Les classes moyennes (Mittelstände), le petit industriel, le petit commerçant, l’artisan, le paysan, ne combattent la bourgeoisie que pour sauvegarder leur existence de classes moyennes menacées. Elles, ne sont pas révolutionnaires par conséquent, mais conservatrices. Bien plus, elles sont réactionnaires. Elles tentent de faire rétrograder la roue de l’histoire. On si elles sont révolutionnaires, c’est en tant qu elles discernent qu’elles sont condamnées à se fondre dans le prolétariat. Elles ne défendent pas alors leurs intérêts présents, mais leurs intérêts futurs. Elles quittent leur propre point de vue pour se placer an point de vue du prolétariat3.
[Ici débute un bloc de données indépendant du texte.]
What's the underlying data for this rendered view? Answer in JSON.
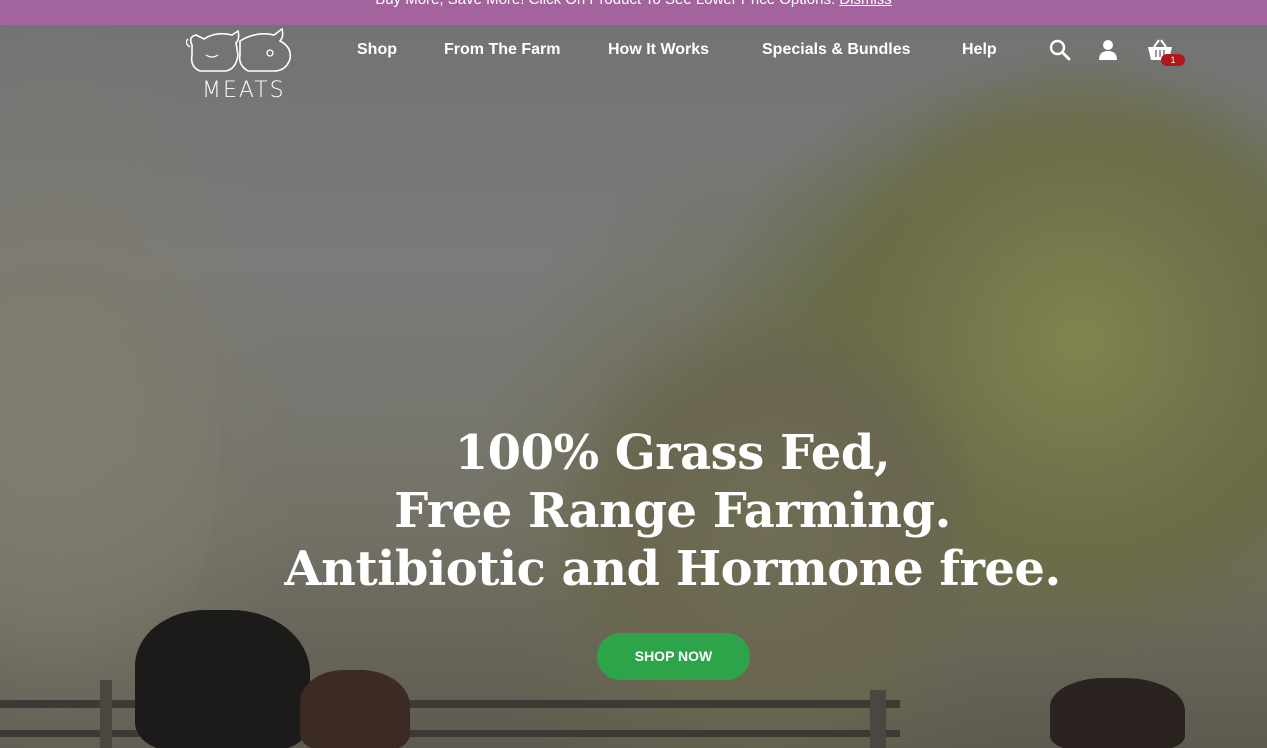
{
  "promo": {
    "text": "Buy More, Save More! Click On Product To See Lower Price Options.",
    "dismiss_label": "Dismiss"
  },
  "brand": {
    "logo_text": "MEATS"
  },
  "nav": {
    "items": [
      {
        "label": "Shop"
      },
      {
        "label": "From The Farm"
      },
      {
        "label": "How It Works"
      },
      {
        "label": "Specials & Bundles"
      },
      {
        "label": "Help"
      }
    ]
  },
  "header_icons": {
    "search": "search-icon",
    "account": "user-icon",
    "cart": "basket-icon",
    "cart_count": "1"
  },
  "hero": {
    "headline_lines": [
      "100% Grass Fed,",
      "Free Range Farming.",
      "Antibiotic and Hormone free."
    ],
    "cta_label": "SHOP NOW"
  },
  "colors": {
    "promo_bg": "#a3639c",
    "cta_bg": "#2ea44a",
    "badge_bg": "#b0171a"
  }
}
Peut-être que cette opinion était fondée, à l’époque de la Révolution industrielle, et peut-être l’est-elle toujours (même si j’ai beaucoup de mal avec l’idée d’un système qui, si on pousse sa logique, réclame plus d’exploitation et moins d’indépendance et de responsabilités chez les travailleurs pour que ces derniers aient aient envie de révolution…), mais il faut malgré tout que la gauche change un peu de point de vue, car en 2013, ce qui fait exister un pays comme la France, ce ne sont ni les grands bourgeois qui investissent dans la finance, ni les ouvriers, qui n’ont plus de travail, ce sont les petites entreprises de services, les artisans, les commerçants, les paysans.
Et maltraiter ces gens n’est pas un très bon calcul.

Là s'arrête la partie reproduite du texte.